Daniel (@dungeondive) thinks Horrified: Dungeons & Dragons is a pretty cool cooperative board game, though he’s identified what he considers a significant missed opportunity in its design. The game features iconic D&D monsters—red dragon, displacer beast, mimic, and beholder—each with unique encounter mechanics that vary in complexity.
The core gameplay loop is solid: players move heroes around Waterdeep and its dungeon levels, collecting items with different values to fight bosses. Each boss presents a puzzle. The displacer beast requires placing items on numbered positions and rolling a d20 to match your placement; the mimic involves a treasure-hunting mini-game; the dragon features a multi-stage puzzle with a sliding-piece mini-game. The beholder randomizes its attacks using a special d20 table that determines which eye-stalk ability it uses.

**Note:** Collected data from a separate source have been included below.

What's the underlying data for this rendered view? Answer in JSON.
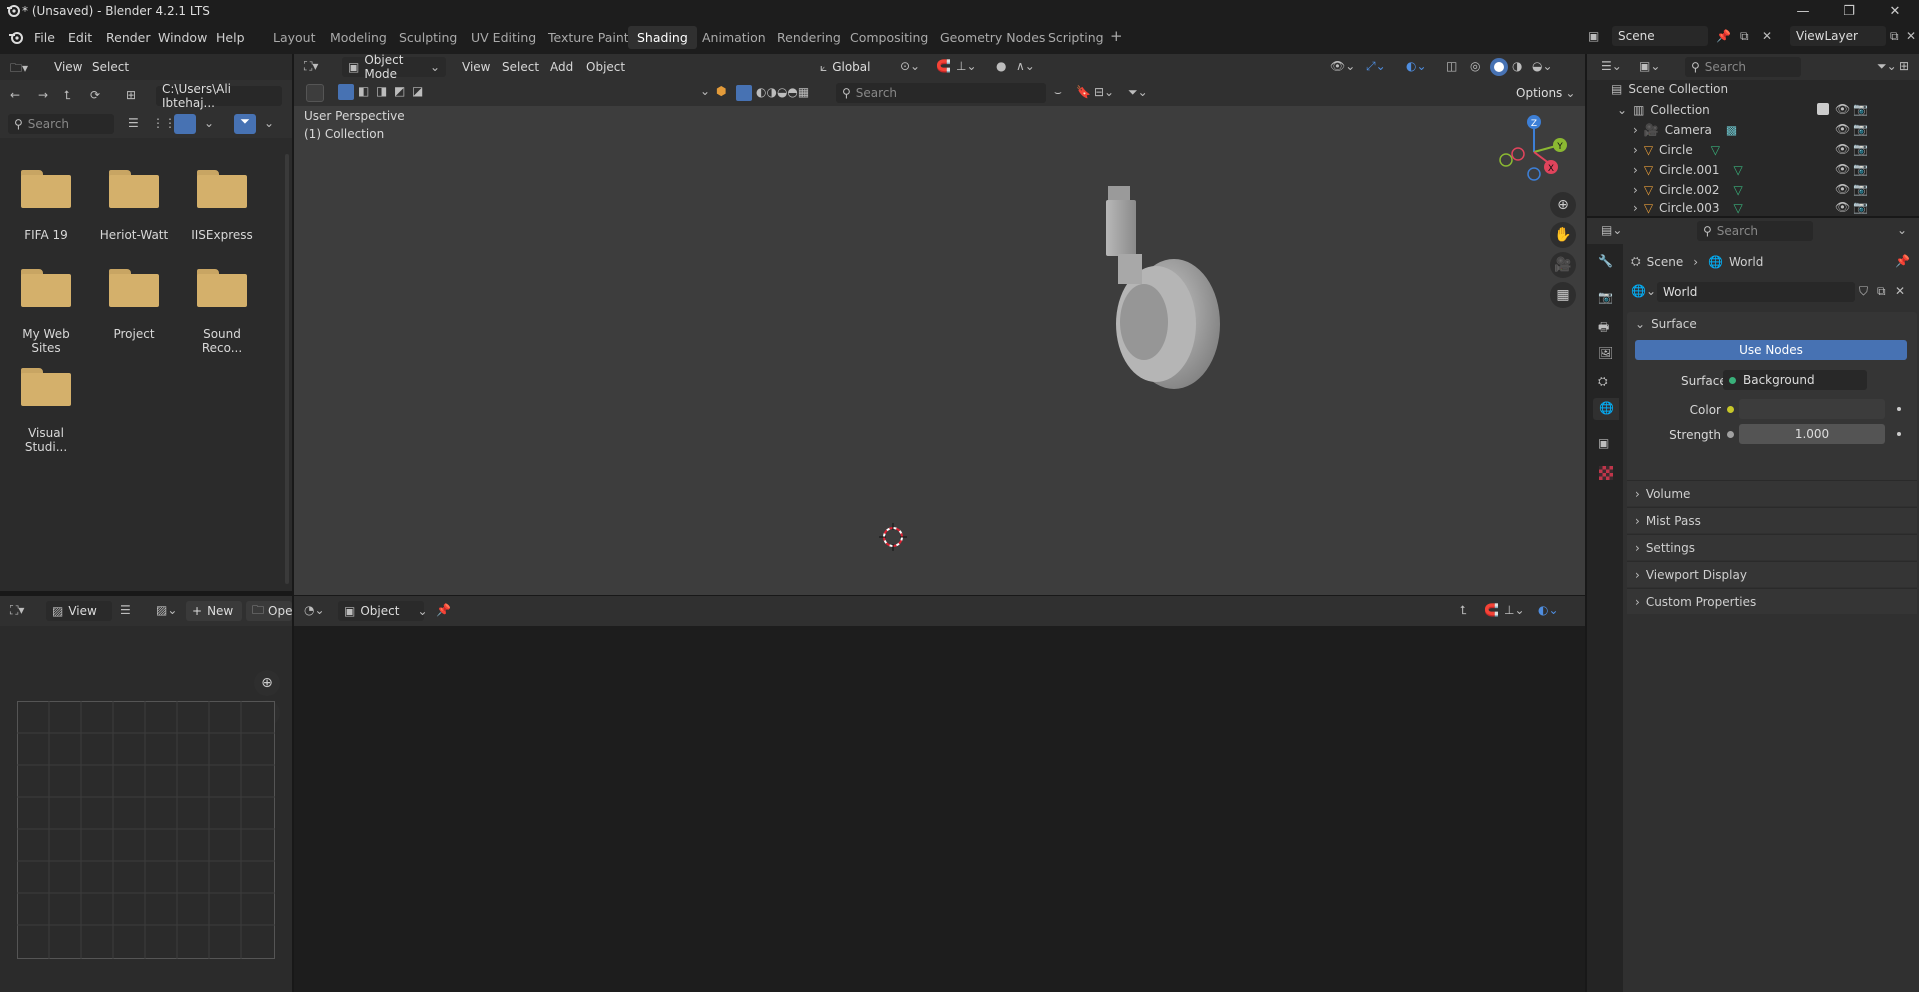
{
  "window": {
    "title": "* (Unsaved) - Blender 4.2.1 LTS",
    "minimize": "—",
    "maximize": "❐",
    "close": "✕"
  },
  "menu": {
    "file": "File",
    "edit": "Edit",
    "render": "Render",
    "window": "Window",
    "help": "Help"
  },
  "workspaces": [
    "Layout",
    "Modeling",
    "Sculpting",
    "UV Editing",
    "Texture Paint",
    "Shading",
    "Animation",
    "Rendering",
    "Compositing",
    "Geometry Nodes",
    "Scripting"
  ],
  "active_workspace": "Shading",
  "scene": {
    "name": "Scene",
    "view_layer": "ViewLayer"
  },
  "file_browser": {
    "view": "View",
    "select": "Select",
    "path": "C:\\Users\\Ali Ibtehaj...",
    "search_placeholder": "Search",
    "folders": [
      "FIFA 19",
      "Heriot-Watt",
      "IISExpress",
      "My Web Sites",
      "Project",
      "Sound Reco...",
      "Visual Studi..."
    ]
  },
  "viewport": {
    "mode": "Object Mode",
    "view": "View",
    "select": "Select",
    "add": "Add",
    "object": "Object",
    "orientation": "Global",
    "options": "Options",
    "search_placeholder": "Search",
    "perspective": "User Perspective",
    "collection": "(1) Collection",
    "gizmo": {
      "x": "X",
      "y": "Y",
      "z": "Z"
    }
  },
  "image_editor": {
    "view": "View",
    "new": "New",
    "open": "Ope"
  },
  "node_editor": {
    "object": "Object"
  },
  "outliner": {
    "search_placeholder": "Search",
    "scene_collection": "Scene Collection",
    "collection": "Collection",
    "items": [
      "Camera",
      "Circle",
      "Circle.001",
      "Circle.002",
      "Circle.003"
    ]
  },
  "properties": {
    "search_placeholder": "Search",
    "breadcrumb_scene": "Scene",
    "breadcrumb_world": "World",
    "world_name": "World",
    "surface_panel": "Surface",
    "use_nodes": "Use Nodes",
    "surface_label": "Surface",
    "surface_value": "Background",
    "color_label": "Color",
    "strength_label": "Strength",
    "strength_value": "1.000",
    "sections": [
      "Volume",
      "Mist Pass",
      "Settings",
      "Viewport Display",
      "Custom Properties"
    ]
  },
  "colors": {
    "accent": "#4772b3",
    "folder": "#d4b06b",
    "axis_x": "#e0445c",
    "axis_y": "#8bb832",
    "axis_z": "#3d7fd6"
  }
}
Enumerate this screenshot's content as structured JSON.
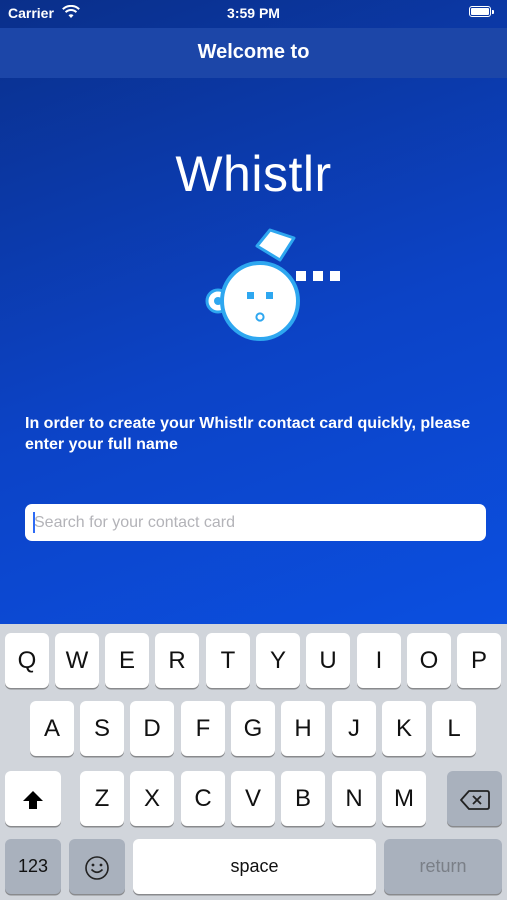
{
  "status_bar": {
    "carrier": "Carrier",
    "time": "3:59 PM"
  },
  "nav": {
    "title": "Welcome to"
  },
  "brand": {
    "name": "Whistlr",
    "logo_icon": "whistle-face-icon"
  },
  "instructions": "In order to create your Whistlr contact card quickly, please enter your full name",
  "search": {
    "placeholder": "Search for your contact card",
    "value": ""
  },
  "keyboard": {
    "row1": [
      "Q",
      "W",
      "E",
      "R",
      "T",
      "Y",
      "U",
      "I",
      "O",
      "P"
    ],
    "row2": [
      "A",
      "S",
      "D",
      "F",
      "G",
      "H",
      "J",
      "K",
      "L"
    ],
    "row3": [
      "Z",
      "X",
      "C",
      "V",
      "B",
      "N",
      "M"
    ],
    "shift_icon": "shift-arrow-icon",
    "delete_icon": "backspace-icon",
    "numbers_label": "123",
    "emoji_icon": "emoji-icon",
    "space_label": "space",
    "return_label": "return"
  },
  "colors": {
    "primary": "#0c43c6",
    "nav": "#1c46a8",
    "accent": "#2ea7f0"
  }
}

Heroes also have randomized special abilities triggered by d20 rolls with ranges (2-8, 9-15, 16-19, and rolling a 20) that might fail, partially succeed, or grant bonus perks. Perk cards provide powerful effects—modifying rolls, skipping monster phases, repositioning heroes—creating meaningful come-from-behind moments.
However, Daniel’s main critique: the game desperately needed minion mechanics instead of civilian rescues. D&D is fundamentally about fighting creatures, yet Horrified relies on the same “escort civilians to safety” mechanic every other Horrified game uses. Imagine instead if each dungeon area spawned thematic enemies—thieves in Waterdeep, goblins in the dungeons, undead in Willowwood. Simple combat rewards and an enemy threshold on the terror track would have made the D&D theme genuinely pop and differentiated this entry from the Universal Monsters version.
The presentation is excellent throughout—vibrant card art, quality components, and minis with stands. The little X tokens for marking beholder eyes are cheap and hard to see (Daniel recommends replacing them), but everything else lands well. Games play quickly with efficient turn structure.
As it stands, it’s a solid gateway co-op game that Daniel still enjoys but can’t wholeheartedly recommend to D&D fans specifically. He loves the original Universal Monsters version far more, and this one feels like it needed that one crucial design adjustment to truly sing.